Anxiety is present in unhealthy relationships. It’s that heavy feeling in your chest you feel waiting for them to respond back and the thrill when, this time, they actually do. It’s after an argument, when you’ve been beat down so much mentally that you accept whatever direction will just make the negativity stop, and those short lived euphoric moments post-resolution. When you’re in an unhealthy relationship, you get addicted to the thrill of the ups and downs, because at the core of what you both are, is a cavity that can only be filled with the false hope of what you lack.

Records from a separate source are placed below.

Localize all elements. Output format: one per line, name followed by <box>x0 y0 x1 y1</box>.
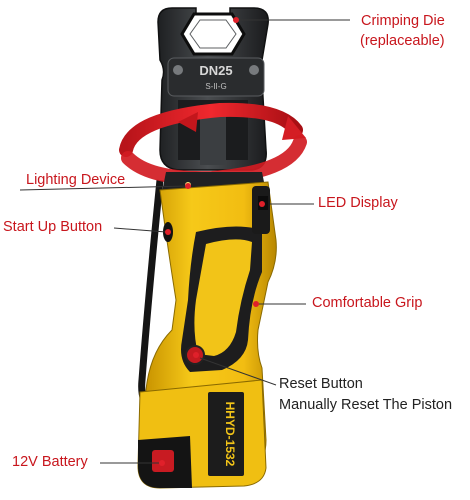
label-reset-button: Reset Button <box>279 376 363 392</box>
leader-dot-icon <box>159 17 265 466</box>
die-marking: DN25 <box>199 63 232 78</box>
label-lighting-device: Lighting Device <box>26 172 126 188</box>
label-crimping-die-note: (replaceable) <box>360 33 445 49</box>
tool-body: HHYD-1532 <box>137 181 277 489</box>
label-battery: 12V Battery <box>12 454 88 470</box>
crimping-die-head: DN25 S-II-G <box>157 7 269 171</box>
leader-lines <box>19 19 350 464</box>
model-label: HHYD-1532 <box>223 402 237 467</box>
label-crimping-die: Crimping Die <box>361 13 445 29</box>
label-comfortable-grip: Comfortable Grip <box>312 295 423 311</box>
label-led-display: LED Display <box>318 195 398 211</box>
die-submarking: S-II-G <box>205 82 226 91</box>
label-manually-reset: Manually Reset The Piston <box>279 397 453 413</box>
label-start-up-button: Start Up Button <box>3 219 103 235</box>
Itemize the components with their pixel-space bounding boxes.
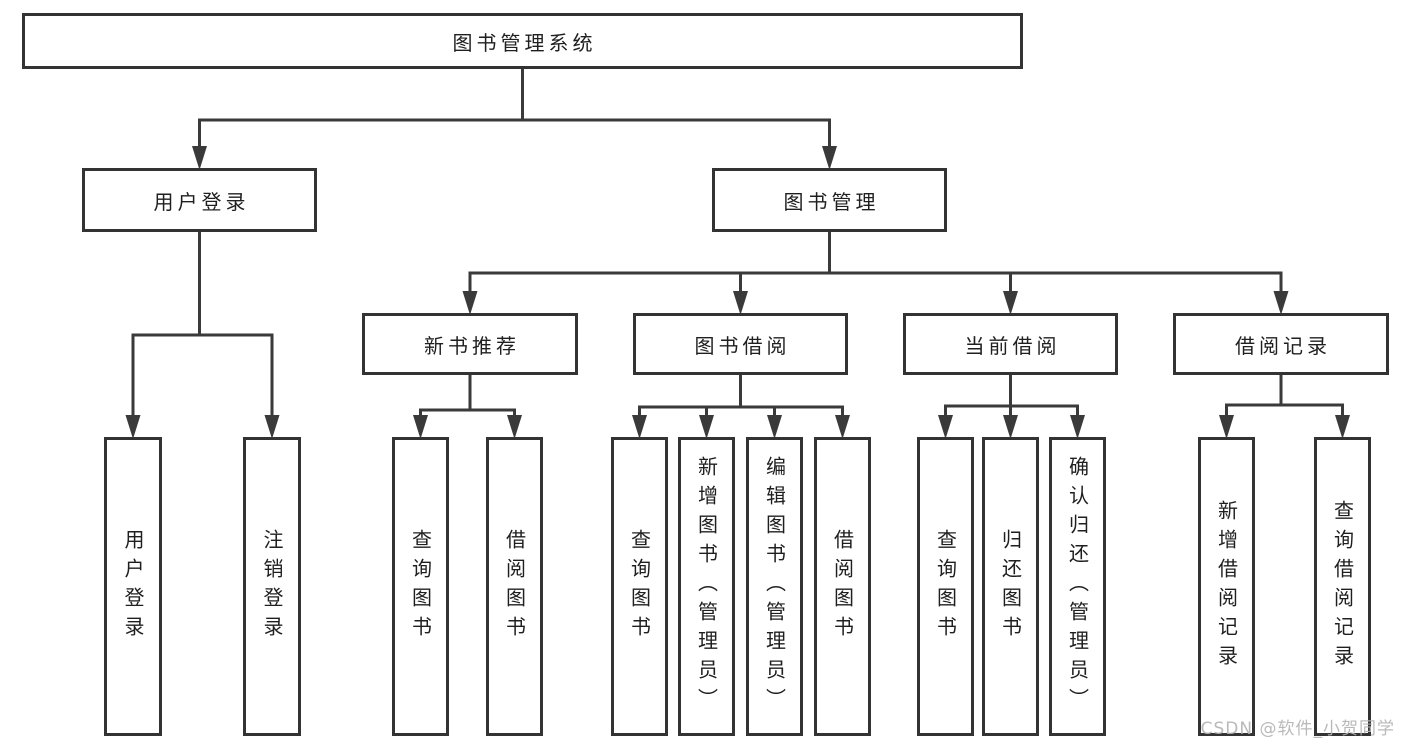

Then there’s the flip side: anticipation. Anticipation holds no deadlines. It’s the eagerness, the pleasure that surrounds seeing or hearing from the other person, and not because you’re unsure when or if it will come. It’s the confidence of knowing what is yours, and the acceptance that no minor lapse of judgment or period of reticence will change or get in the way of what you have. Both feelings have a tendency to make your heart race and control your thoughts—the main difference is that one is excitement that comes hand-in-hand with assurance, while the other is led by fear of the unspecified.

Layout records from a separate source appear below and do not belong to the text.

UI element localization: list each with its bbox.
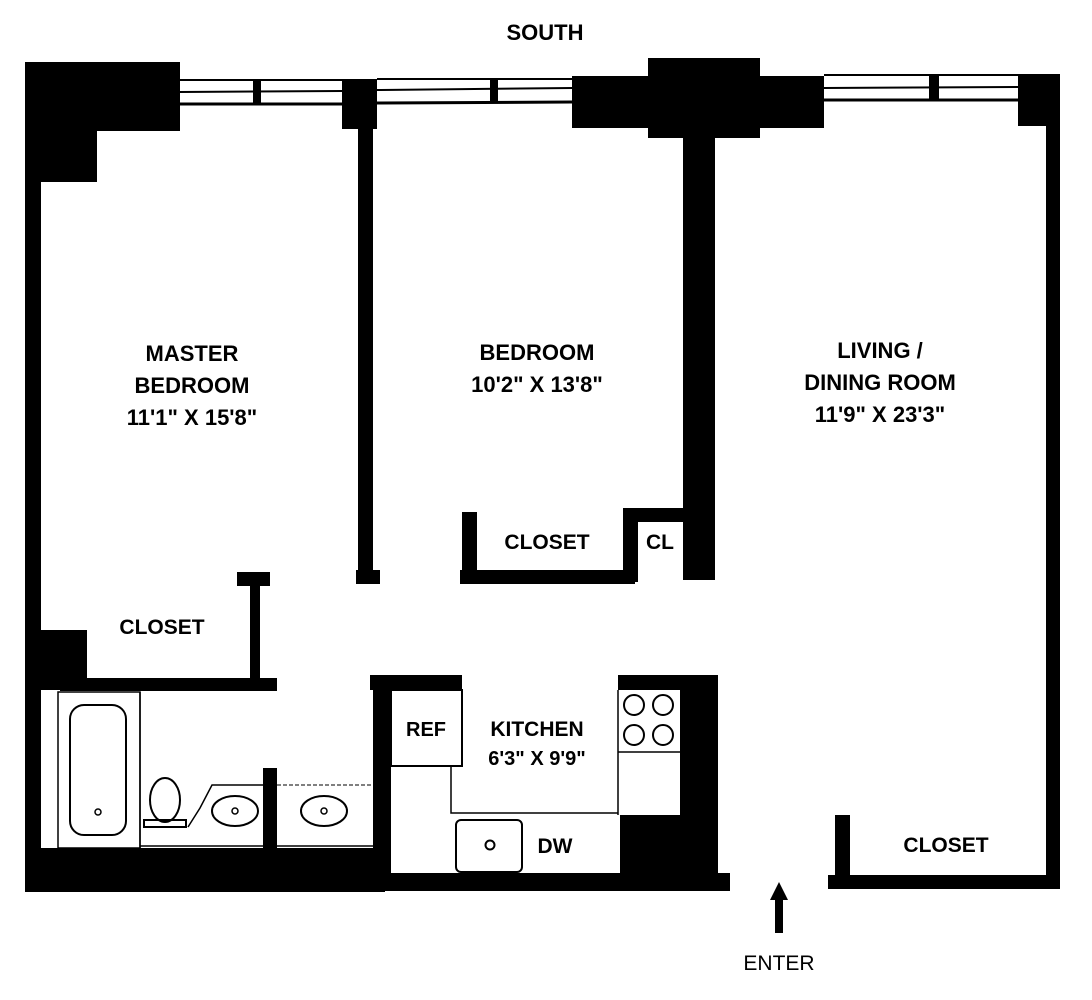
kitchen-label: KITCHEN bbox=[490, 718, 583, 741]
dishwasher-label: DW bbox=[538, 835, 573, 858]
bedroom-label: BEDROOM bbox=[480, 340, 595, 365]
kitchen bbox=[390, 689, 680, 873]
entry-closet-label: CLOSET bbox=[903, 834, 988, 857]
living-dining-label-1: LIVING / bbox=[837, 338, 923, 363]
toilet-icon bbox=[143, 777, 187, 828]
kitchen-dims: 6'3" X 9'9" bbox=[488, 748, 585, 770]
bathroom bbox=[57, 691, 373, 849]
master-bedroom-label-1: MASTER bbox=[146, 341, 239, 366]
stove-icon bbox=[618, 694, 680, 753]
sink-icon bbox=[211, 795, 259, 827]
living-dining-label-2: DINING ROOM bbox=[804, 370, 956, 395]
master-bedroom-dims: 11'1" X 15'8" bbox=[127, 405, 257, 430]
orientation-label: SOUTH bbox=[507, 20, 584, 45]
entry-arrow-icon bbox=[770, 882, 788, 933]
living-dining-dims: 11'9" X 23'3" bbox=[815, 402, 945, 427]
entry-label: ENTER bbox=[743, 952, 814, 975]
windows bbox=[179, 74, 1019, 106]
master-bedroom-label-2: BEDROOM bbox=[135, 373, 250, 398]
bathtub-icon bbox=[69, 704, 127, 836]
small-closet-label: CL bbox=[646, 531, 674, 554]
bedroom-dims: 10'2" X 13'8" bbox=[471, 372, 603, 397]
walls bbox=[25, 58, 1060, 892]
kitchen-sink-icon bbox=[455, 819, 523, 873]
refrigerator-label: REF bbox=[406, 719, 446, 741]
bedroom-closet-label: CLOSET bbox=[504, 531, 589, 554]
sink-icon bbox=[300, 795, 348, 827]
master-closet-label: CLOSET bbox=[119, 616, 204, 639]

After the period of anxiety/anticipation, comes the relief vs. happiness complex—the light airiness of it all.
In a dependant relationship, you finally get that response, you finally get to see them, and maybe you even get to be yourself for a shining moment and not have to worry about the repercussions or an argument springing about. Everything is good for now—we like to collect and bask in these airy moments when things are easy, just before the inevitable cloud of anxiety returns.
In a healthy relationship, there is nothing but happiness that follows anticipation. You knew they would respond, you knew you would see them soon, you knew you could be a complete goof and your unfiltered self and not have to worry about the repercussions. The line here gets thin because, as we know, every reaction has an equal and opposite reaction. What follows a period of high intensity comes feelings of alleviation. Relief is a feeling or reassurance following anxiety or distress. Happiness is having a sense of trust and confidence.

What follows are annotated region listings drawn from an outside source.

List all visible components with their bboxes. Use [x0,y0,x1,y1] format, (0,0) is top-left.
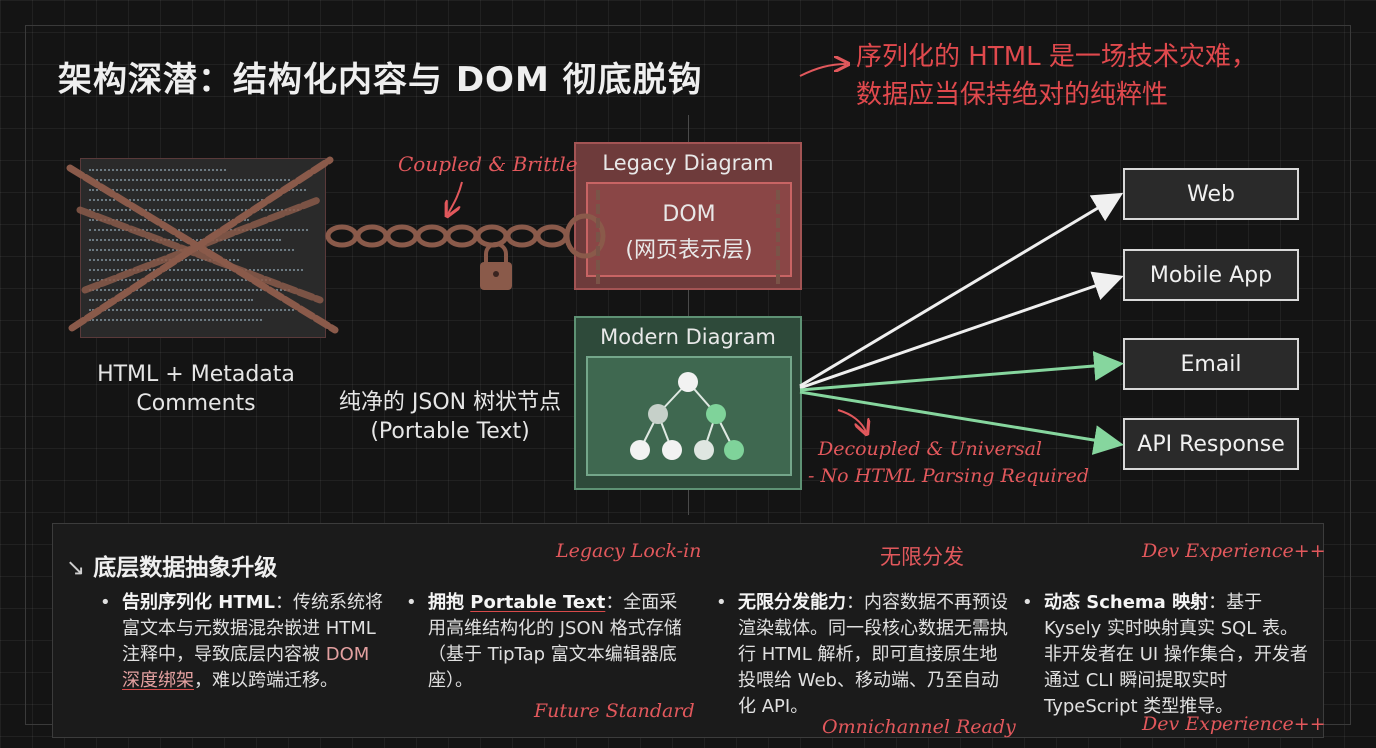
decoupled-arrow-icon [838,410,866,432]
column-1-heading: 告别序列化 HTML [122,592,275,613]
chain-link-icon [328,216,603,256]
column-omnichannel: • 无限分发能力：内容数据不再预设渲染载体。同一段核心数据无需执行 HTML 解… [738,590,1008,720]
future-standard-note: Future Standard [534,700,695,722]
infinite-distribution-note: 无限分发 [880,541,964,571]
column-2-heading-prefix: 拥抱 [428,592,470,613]
crossed-chains-icon [70,160,335,330]
devx-top-note: Dev Experience++ [1142,540,1326,562]
arrow-down-right-icon: ↘ [66,555,85,581]
column-1-body-b: ，难以跨端迁移。 [194,670,338,691]
top-note-arrow-icon [800,64,846,76]
legacy-lockin-note: Legacy Lock-in [556,540,701,562]
column-portable-text: • 拥抱 Portable Text：全面采用高维结构化的 JSON 格式存储（… [428,590,690,694]
panel-title-text: 底层数据抽象升级 [93,555,277,581]
dom-chains-icon [598,190,778,285]
bullet: • [1022,590,1033,616]
column-dynamic-schema: • 动态 Schema 映射：基于 Kysely 实时映射真实 SQL 表。非开… [1044,590,1312,720]
column-1-highlight-hijack: 深度绑架 [122,670,194,691]
json-tree-nodes [630,372,744,460]
column-4-heading: 动态 Schema 映射 [1044,592,1208,613]
bullet: • [406,590,417,616]
coupled-arrow-icon [448,182,462,214]
padlock-icon [480,244,512,290]
distribution-arrows [800,196,1118,444]
column-2-heading: Portable Text [470,592,605,613]
bullet: • [100,590,111,616]
panel-title: ↘ 底层数据抽象升级 [66,548,277,582]
column-1-highlight-dom: DOM [326,644,370,665]
column-3-heading: 无限分发能力 [738,592,846,613]
column-html-farewell: • 告别序列化 HTML：传统系统将富文本与元数据混杂嵌进 HTML 注释中，导… [122,590,384,694]
bullet: • [716,590,727,616]
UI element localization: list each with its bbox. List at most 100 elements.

Allow me to segway into my last defining point: possibility vs. promise.
Growing up as the youngest of 6 girls and watching my sisters each go onto their own successful marriages, I always had to ask the age old question: “How do you know?” Their identical answers never came with much consolation: “You just know.” This always agitated me growing up, because I thought I’ve “known” 101 different times—but how are you supposed to know you know until you actually know, ya know?
The labyrinth of supposed thought makeup is arduous, and I wish I could exercise more knowledge in the form of an explanation, but I too will leave you with: “you just know.” It’s a feeling at the start of each morning, and the end of each night. It’s anticipation, it’s happiness, it’s promise. There’s not an inkling in your mind about whether or not that person is going to accept you—you know that no matter how far you go off the irrationality scale, the unconditional love is there. You know you need not worry about them when you’re not around—what they’re up to, who they’re with, where they’re going—because you know it will be alongside you. Possibility, however, is likelihood—it’s risk, it’s hope without full grasp.
When you know is when you’ve been on both sides of the blurred line and suddenly see that line is actually far more distinct than you ever thought possible. Your relationship should be your safe haven, not a battlefield of guilt trips, anxiety and disorder. This isn’t to say that once you’ve found your person, there won’t be conflict—because there absolutely will be. The difference lays in the level of conviction, the effort put forth to resolve, the lack of indignation. It’s in the unproblematic zest to be next to that person again, the happiness you bring each other, and the promise that no matter what comes your way, you will be supported wholeheartedly, together—without a doubt.